I believe the problem is that runtime.memProfileInternal holds profMemActiveLock for its entire duration, which prevents preemption from stopping the goroutine.

What did you expect to see?

Calling runtime.MemProfile should not impact STW times.

My reproducer intentionally creates tons of unique stacks to make the profile very large. That has its own issues (#69590) with memory usage, but I don't believe it should impact STW times.

Comment From: prattmic

cc @golang/runtime @mknyszek

Comment From: prattmic

Note that runtime/pprof heap profile collection also uses runtime.memProfileInternal, so that can also trigger this problem.

Comment From: rhysh

I believe the problem is that runtime.memProfileInternal holds profMemActiveLock for its entire duration, which prevents preemption from stopping the goroutine.

Yes.

With go version go1.26-devel_4ab1aec007 Fri Aug 1 11:56:27 2025 -0700 darwin/arm64, I modified the reproducer to collect execution trace + CPU profile, and filtered to StackSample Events that occur between STW RangeBegin and RangeEnd Events, and to note whether they're before/during/after the time when only one P is running.
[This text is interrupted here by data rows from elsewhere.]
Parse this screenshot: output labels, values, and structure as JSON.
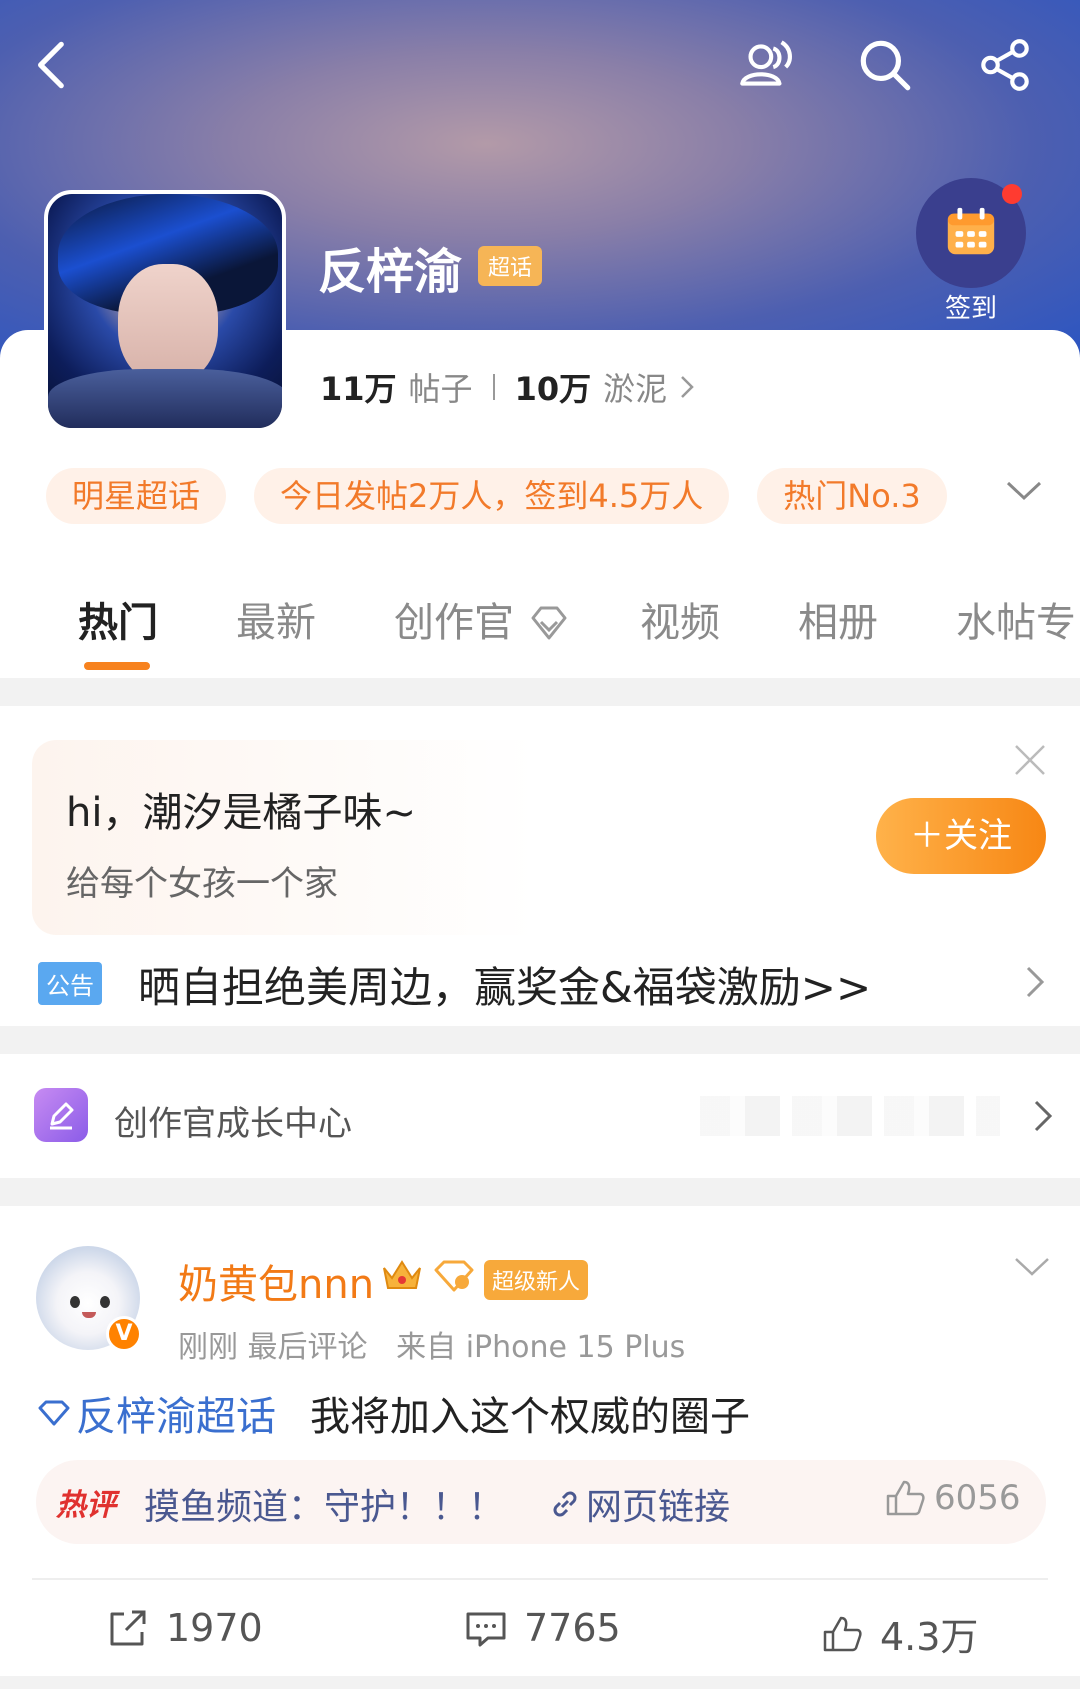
{
  "header": {
    "back_icon": "back-arrow-icon",
    "friends_icon": "people-icon",
    "search_icon": "search-icon",
    "share_icon": "share-icon"
  },
  "supertopic": {
    "name": "反梓渝",
    "badge": "超话",
    "checkin_label": "签到",
    "posts_count": "11万",
    "posts_label": "帖子",
    "members_count": "10万",
    "members_label": "淤泥",
    "tags": [
      "明星超话",
      "今日发帖2万人，签到4.5万人",
      "热门No.3"
    ]
  },
  "tabs": [
    "热门",
    "最新",
    "创作官",
    "视频",
    "相册",
    "水帖专"
  ],
  "community": {
    "title": "hi，潮汐是橘子味~",
    "subtitle": "给每个女孩一个家",
    "follow_label": "＋关注",
    "notice_badge": "公告",
    "notice_text": "晒自担绝美周边，赢奖金&福袋激励>>"
  },
  "growth_center": {
    "label": "创作官成长中心"
  },
  "post": {
    "username": "奶黄包nnn",
    "vip_badge": "V",
    "rank_badge": "超级新人",
    "meta_time": "刚刚",
    "meta_action": "最后评论",
    "meta_source": "来自 iPhone 15 Plus",
    "topic": "反梓渝超话",
    "content": "我将加入这个权威的圈子",
    "hot_comment": {
      "tag": "热评",
      "text": "摸鱼频道：守护！！！",
      "link_label": "网页链接",
      "likes": "6056"
    },
    "actions": {
      "shares": "1970",
      "comments": "7765",
      "likes": "4.3万"
    }
  },
  "colors": {
    "accent_orange": "#f7821e",
    "topic_blue": "#3a6fcf",
    "username_orange": "#f27a16"
  }
}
The result was many samples in the final loop of memProfileInternal, including samples tens of milliseconds after the STW request, all before the count of running Ps was able to decrease to 1. It holds profMemActiveLock at that time. That's the code that is running which delays the STW requests:

https://github.com/golang/go/blob/4ab1aec00799f91e96182cbbffd1de405cd52e93/src/runtime/mprof.go#L995-L997

Removing use of that lock (by converting it into a semaphore and unsafely removing its use from mProf_Flush, which holds locks and so cannot enter the scheduler) results in much faster STWs: it lasted 48 seconds before crashing, during which the slowest STW took 1.4 ms. (The median STW was 34µs.)